Eine solche Liebe scheint kaum möglich. Und doch gab es einen Moment in der Geschichte, in dem sie sich in den Zügen eines ganz bestimmten Menschen gezeigt hat: Jesus von Nazareth. Wie bei der Begegnung mit der Samaritanerin, von der das Evangelium erzählt: Jesus hat den beschwerlichen Weg durch die Wüste auf sich genommen und kam zu einer Tageszeit an den Brunnen, zu der niemand dorthin ging, um mit dieser Frau zu sprechen.
Diese Begegnung hat sie gerettet. Gott selbst hat Mühen auf sich genommen für sie. Damit beginnt ein neues Leben. So kann sie hoffnungsvoll auf sich selbst und auf die Wirklichkeit schauen. Das Gleiche gilt auch für uns.
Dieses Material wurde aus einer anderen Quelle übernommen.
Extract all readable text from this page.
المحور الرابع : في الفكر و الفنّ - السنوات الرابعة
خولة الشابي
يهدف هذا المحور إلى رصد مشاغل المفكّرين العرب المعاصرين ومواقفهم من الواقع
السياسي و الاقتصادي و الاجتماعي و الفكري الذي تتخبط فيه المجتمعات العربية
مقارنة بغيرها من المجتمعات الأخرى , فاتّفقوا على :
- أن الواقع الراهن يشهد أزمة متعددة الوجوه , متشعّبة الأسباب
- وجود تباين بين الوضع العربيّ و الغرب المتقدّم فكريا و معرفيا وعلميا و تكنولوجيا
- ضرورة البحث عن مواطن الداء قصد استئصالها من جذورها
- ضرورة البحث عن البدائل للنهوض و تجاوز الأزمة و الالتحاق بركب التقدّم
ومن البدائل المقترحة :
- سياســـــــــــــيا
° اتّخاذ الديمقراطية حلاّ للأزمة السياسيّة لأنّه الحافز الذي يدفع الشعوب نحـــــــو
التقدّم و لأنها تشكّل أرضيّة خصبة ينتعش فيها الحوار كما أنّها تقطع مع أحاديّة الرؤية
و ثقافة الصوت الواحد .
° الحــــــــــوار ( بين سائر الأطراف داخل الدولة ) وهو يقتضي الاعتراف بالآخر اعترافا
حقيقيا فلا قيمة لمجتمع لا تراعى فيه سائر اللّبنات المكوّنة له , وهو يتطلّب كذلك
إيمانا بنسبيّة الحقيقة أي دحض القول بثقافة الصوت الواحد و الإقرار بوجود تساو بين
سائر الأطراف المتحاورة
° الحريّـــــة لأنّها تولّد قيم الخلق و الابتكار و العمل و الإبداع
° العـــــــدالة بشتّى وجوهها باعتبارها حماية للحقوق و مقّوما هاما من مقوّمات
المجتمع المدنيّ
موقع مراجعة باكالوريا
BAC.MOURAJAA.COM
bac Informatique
Zerbrechlich und begrenzt, wie wir sind, haben wir angesichts des unerklärlichen Abgrunds des Bösen der Welt nichts anderes zu bieten als diese Liebe, die wir selbst empfangen haben, und unsere Freundschaft als einen Ort, an dem man sie erfahren kann.


September 2024

Comunione e Liberazione (Gemeinschaft und Befreiung)

* Der Text bezieht sich auf ein Verbrechen, das sich jüngst in Paderno Dugnano, einem Ort in der Provinz Mailand ereignete. Ein 17-Jähriger brachte seine Eltern und seinen jüngeren Bruder im Alter von 12 Jahren um. Der Jugendliche hatte scheinbar keine besonderen Probleme. Er lebte wie viele andere in einer normalen Familie. Er beging aber eine Tat, die er auch sich selbst scheinbar nicht erklären kann.